Based on the size of your bulletin board you may choose to spotlight some or all of the individuals available, allowing you to customize your bulletin board display in any number of ways.


We are asking for a suggested donation of $20 which will assist in our efforts to pay the artists and illustrators for their work creating the coloring pages for us each month. However, please feel free to pay whatever you are able. Donations can be made here.


Note: All of the Asian American, Native Hawaiian, and Pacific Islander Heritage Month coloring pages were created by BIPOC illustrators and artists.


Tips for Printing and Putting the Bulletin Board Together:


Posters and Coloring Pages:

Each poster is formatted to print on 8 1/2" x 11 cardstock. There are various general information posters about Asian American, Native Hawaiian, and Pacific Islander Heritage Month, as well as posters spotlighting various Asian American, Native Hawaiian, and Pacific Islander individuals.

The coloring pages are formatted to print on 8 1/2" x 11 paper.

The "Win a Book" Drawing poster can be trimmed down and then attached to a box for children to drop their quiz or coloring page entries into if you choose to have a drawing for a book as part of your display.

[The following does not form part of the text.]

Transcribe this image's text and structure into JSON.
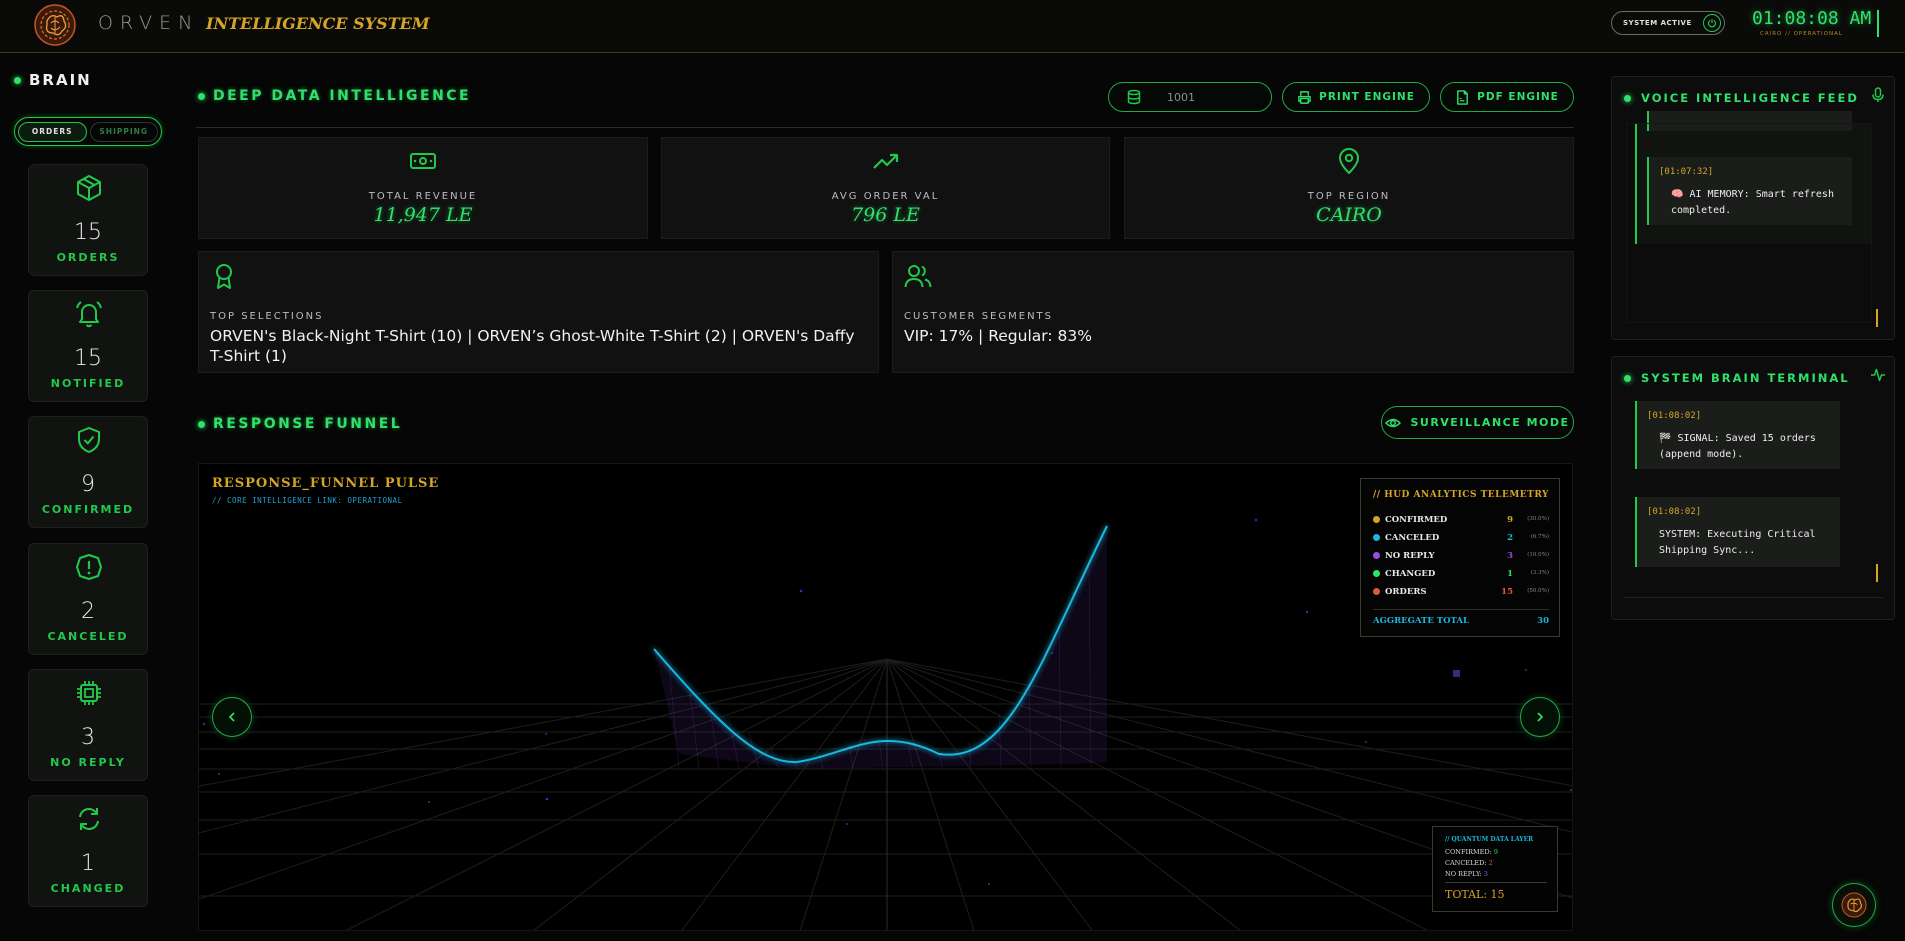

The quiz can be copied and printed to 4 on a page.


Posters can be downloaded here.


You can see a small sampling of the individuals we spotlighted this month and some of the posters included below.



Banner: The banner is formatted to print as a poster at 36" x 10".

Depending on the size of your bulletin board you can cut the sides of the banner down to the size you would like. There are two similar banner options to choose from.


There are four banner options, with various color combinations. All four can be downloaded here.



Border: The border is formatted to print on 11" x 17" cardstock.

We recommend printing five copies of the border to have enough to outline your bulletin board, however, depending on the size of your bulletin board you may need more or less.


(Note: the bulletin board at our local elementary school is approximately 96 inches x 47 inches and we need five copies of the border printed and cut to outline the bulletin board.)


Cut along the three lines to create four strips of the border from each sheet of cardstock.

Border can be downloaded here.



This Asian American, Native Hawaiian, and Pacific Islander Heritage Month we hope you enjoy learning about just a few of the incredible Asian American, Native Hawaiian, and Pacific Islander men and women who have helped shape this nation and made invaluable contributions.